The global coalition against corruption maintained that developed and developing countries must share responsibility for reducing corruption, in tackling both the supply and demand sides.

“Despite some gains, corruption remains an enormous drain on resources sorely needed for education, health and infrastructure,” said Huguette Labelle, chair of Transparency International.

“Low scoring countries need to take these results seriously and act now to strengthen accountability in public institutions. But action from top scoring countries is just as important, particularly in cracking down on corrupt activity in the private sector.”

The change in country coverage in the 2007 CPI relates to the fact that three new sources have been included – the Asian Development Bank’s Country Performance Assessment Ratings, the African Development Bank’s Country Policy and Institutional Assessments and the Bertelsmann Transformation Index.
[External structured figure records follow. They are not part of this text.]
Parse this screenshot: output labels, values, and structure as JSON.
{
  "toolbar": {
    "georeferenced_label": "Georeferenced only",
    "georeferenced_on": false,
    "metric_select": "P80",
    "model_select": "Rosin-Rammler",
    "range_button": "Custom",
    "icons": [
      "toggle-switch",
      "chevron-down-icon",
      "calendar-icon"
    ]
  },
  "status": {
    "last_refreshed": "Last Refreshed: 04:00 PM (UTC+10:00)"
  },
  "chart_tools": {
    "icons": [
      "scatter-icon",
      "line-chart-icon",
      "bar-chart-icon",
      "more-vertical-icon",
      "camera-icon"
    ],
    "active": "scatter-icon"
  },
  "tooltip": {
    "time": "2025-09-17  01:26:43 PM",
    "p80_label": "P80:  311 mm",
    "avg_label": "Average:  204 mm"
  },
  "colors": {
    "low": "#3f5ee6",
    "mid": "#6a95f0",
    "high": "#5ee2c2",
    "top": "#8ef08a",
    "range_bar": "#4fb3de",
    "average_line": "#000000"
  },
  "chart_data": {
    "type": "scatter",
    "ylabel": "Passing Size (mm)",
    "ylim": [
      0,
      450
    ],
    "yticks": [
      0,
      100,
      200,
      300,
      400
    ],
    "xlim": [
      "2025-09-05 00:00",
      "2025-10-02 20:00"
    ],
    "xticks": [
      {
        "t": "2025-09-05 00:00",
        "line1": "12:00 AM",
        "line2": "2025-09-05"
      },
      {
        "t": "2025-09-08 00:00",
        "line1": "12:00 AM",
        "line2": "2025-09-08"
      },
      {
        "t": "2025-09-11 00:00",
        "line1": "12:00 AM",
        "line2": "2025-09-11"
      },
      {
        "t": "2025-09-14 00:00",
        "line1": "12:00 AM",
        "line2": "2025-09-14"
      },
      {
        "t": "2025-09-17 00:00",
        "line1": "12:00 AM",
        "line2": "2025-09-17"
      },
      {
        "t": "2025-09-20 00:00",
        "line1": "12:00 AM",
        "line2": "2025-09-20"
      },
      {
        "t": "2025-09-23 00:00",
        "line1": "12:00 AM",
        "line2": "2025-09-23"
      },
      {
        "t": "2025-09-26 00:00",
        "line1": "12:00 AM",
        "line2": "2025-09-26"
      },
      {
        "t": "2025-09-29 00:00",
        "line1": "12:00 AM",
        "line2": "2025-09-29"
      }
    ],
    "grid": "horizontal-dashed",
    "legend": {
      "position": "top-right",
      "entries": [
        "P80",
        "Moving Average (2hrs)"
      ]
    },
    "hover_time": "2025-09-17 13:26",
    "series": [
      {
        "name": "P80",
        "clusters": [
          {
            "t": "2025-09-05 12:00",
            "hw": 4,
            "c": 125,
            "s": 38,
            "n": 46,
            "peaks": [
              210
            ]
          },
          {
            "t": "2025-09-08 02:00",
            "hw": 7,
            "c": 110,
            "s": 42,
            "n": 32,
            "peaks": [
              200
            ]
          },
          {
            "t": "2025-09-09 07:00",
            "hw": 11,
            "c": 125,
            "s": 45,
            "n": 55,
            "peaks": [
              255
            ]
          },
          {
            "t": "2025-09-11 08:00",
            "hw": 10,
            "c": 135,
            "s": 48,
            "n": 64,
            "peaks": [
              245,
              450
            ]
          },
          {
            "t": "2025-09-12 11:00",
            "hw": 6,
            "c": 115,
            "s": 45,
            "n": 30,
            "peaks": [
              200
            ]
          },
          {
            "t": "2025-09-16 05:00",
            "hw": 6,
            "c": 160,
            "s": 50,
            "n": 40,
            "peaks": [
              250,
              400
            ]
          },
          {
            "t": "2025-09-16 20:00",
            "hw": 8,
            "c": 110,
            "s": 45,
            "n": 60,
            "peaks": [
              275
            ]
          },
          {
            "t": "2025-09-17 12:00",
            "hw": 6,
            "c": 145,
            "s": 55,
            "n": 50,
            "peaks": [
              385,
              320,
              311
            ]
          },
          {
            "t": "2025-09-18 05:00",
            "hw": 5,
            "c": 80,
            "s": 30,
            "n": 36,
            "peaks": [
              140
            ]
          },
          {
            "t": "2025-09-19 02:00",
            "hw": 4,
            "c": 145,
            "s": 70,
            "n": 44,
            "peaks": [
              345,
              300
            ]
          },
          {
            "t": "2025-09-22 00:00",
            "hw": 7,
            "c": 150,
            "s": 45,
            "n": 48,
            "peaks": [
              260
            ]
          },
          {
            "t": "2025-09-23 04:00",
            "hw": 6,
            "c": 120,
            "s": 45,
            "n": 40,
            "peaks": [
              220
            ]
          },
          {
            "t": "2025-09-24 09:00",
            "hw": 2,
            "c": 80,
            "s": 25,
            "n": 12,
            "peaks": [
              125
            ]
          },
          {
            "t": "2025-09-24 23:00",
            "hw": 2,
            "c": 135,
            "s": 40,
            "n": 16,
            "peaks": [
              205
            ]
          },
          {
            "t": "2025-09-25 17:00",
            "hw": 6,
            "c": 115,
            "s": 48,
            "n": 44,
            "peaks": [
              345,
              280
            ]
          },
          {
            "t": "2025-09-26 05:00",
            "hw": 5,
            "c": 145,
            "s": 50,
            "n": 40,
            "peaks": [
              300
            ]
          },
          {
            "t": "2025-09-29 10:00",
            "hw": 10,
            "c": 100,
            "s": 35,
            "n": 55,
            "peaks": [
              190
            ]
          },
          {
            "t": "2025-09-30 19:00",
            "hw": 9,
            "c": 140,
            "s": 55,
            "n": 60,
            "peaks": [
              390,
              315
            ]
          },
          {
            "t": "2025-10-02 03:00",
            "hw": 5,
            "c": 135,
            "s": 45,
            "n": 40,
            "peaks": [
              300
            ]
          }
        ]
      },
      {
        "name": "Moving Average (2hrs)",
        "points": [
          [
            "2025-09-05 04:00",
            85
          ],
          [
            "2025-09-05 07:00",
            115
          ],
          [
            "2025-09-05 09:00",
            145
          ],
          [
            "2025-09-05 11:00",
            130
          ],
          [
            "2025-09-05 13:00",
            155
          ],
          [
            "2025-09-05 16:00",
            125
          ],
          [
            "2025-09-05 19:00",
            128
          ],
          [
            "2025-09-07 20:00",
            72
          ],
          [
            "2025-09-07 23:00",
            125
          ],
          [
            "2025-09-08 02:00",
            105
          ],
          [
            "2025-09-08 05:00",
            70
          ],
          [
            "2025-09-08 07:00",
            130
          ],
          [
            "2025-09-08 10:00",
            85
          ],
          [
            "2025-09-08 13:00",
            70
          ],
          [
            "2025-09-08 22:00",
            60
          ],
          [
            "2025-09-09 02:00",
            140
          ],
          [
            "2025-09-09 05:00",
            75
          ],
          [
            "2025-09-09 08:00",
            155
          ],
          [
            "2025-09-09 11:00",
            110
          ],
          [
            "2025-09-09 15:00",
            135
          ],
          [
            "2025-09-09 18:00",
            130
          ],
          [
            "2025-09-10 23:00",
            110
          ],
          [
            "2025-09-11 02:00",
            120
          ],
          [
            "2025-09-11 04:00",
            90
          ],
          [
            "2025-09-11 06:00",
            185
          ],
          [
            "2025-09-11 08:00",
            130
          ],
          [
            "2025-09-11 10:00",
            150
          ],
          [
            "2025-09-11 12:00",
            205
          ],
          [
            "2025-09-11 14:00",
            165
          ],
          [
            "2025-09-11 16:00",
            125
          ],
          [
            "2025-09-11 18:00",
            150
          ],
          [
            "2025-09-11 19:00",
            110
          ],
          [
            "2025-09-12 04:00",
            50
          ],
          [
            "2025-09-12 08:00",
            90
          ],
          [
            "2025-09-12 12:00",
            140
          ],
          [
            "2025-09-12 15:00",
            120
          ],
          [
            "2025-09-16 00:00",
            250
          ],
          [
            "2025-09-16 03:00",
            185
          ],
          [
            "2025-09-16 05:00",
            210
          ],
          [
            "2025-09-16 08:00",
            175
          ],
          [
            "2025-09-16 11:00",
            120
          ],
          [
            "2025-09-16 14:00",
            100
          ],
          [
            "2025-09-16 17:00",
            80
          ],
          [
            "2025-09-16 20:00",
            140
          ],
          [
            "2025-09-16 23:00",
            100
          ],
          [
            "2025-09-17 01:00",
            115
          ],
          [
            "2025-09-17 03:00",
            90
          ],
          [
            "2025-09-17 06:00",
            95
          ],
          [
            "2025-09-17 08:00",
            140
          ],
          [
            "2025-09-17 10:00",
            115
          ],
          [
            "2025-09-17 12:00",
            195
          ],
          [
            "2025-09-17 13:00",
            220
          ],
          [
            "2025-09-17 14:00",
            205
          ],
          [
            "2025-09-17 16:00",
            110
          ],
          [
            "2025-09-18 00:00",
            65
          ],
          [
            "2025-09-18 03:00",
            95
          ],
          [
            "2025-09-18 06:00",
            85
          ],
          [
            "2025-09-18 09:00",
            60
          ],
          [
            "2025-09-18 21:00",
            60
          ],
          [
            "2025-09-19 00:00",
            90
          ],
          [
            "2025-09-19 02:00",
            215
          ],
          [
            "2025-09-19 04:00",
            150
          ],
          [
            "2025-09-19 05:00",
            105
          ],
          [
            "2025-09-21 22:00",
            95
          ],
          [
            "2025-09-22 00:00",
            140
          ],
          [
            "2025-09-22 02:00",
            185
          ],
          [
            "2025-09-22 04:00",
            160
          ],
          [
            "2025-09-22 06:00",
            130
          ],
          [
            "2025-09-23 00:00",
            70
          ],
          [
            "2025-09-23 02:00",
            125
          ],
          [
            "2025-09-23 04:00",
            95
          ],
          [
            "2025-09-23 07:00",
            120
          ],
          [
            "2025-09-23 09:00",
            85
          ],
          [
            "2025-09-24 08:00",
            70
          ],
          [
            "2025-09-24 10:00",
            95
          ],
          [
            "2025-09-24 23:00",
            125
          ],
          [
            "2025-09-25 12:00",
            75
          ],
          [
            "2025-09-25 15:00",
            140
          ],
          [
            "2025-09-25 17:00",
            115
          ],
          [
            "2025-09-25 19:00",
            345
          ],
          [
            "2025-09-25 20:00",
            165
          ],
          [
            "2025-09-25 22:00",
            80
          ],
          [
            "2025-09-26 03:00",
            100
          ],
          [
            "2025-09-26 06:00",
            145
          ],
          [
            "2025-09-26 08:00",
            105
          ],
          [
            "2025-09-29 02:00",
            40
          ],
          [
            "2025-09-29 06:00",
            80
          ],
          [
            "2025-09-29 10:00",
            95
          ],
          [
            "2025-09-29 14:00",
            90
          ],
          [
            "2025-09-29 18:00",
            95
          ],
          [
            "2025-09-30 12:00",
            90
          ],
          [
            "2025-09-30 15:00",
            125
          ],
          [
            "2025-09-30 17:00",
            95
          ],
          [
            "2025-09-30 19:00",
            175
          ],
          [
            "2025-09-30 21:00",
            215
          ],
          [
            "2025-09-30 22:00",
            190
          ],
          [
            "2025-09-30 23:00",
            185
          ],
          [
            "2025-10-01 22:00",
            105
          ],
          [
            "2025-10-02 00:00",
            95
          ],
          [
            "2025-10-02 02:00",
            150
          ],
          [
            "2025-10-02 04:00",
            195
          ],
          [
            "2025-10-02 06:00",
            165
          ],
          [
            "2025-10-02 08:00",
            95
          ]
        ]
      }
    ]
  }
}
This allowed for the inclusion of Afghanistan, Cape Verde, Comoros, Djibouti, Guinea-Bissau, Kiribati, Liberia, Maldives, Montenegro, Samoa, Sao Tome and Principe, Solomon Islands, Somalia, Saint Lucia, Saint Vincent and the Grenadines, Tonga and Vanuatu

Denmark, Finland and New Zealand are the least corrupt countries, which jointly top the list with integrity index of 9.4 points each.

Myanmar and Somalia have been ranked as the most corrupt nations in TI’s 2007 index, – adding pressure to the Southeast Asian country’s military regime as it faces the biggest anti-government protests in nearly two decades.

Both Myanmar and Somalia received the lowest score of 1.4 out of 10.

“Countries torn apart by conflict pay a huge toll in their capacity to govern,” the agency’s international chairman Huguette Labelle said in a statement.

“With public institutions crippled or nonexistent, mercenary individuals help themselves to public resources and corruption thrives.”

Western governments have accused Myanmar’s junta – which seized power in 1988 – of turning what was once a jewel of Southeast Asia into one of its most miserable places through repression, mismanagement and corruption.

Somalia has been ravaged by violence and anarchy since warlords overthrew dictator Mohamed Siad Barre in 1991 and then turned on one another. The current, UN-backed government was formed in 2004, but has struggled to assert any real control.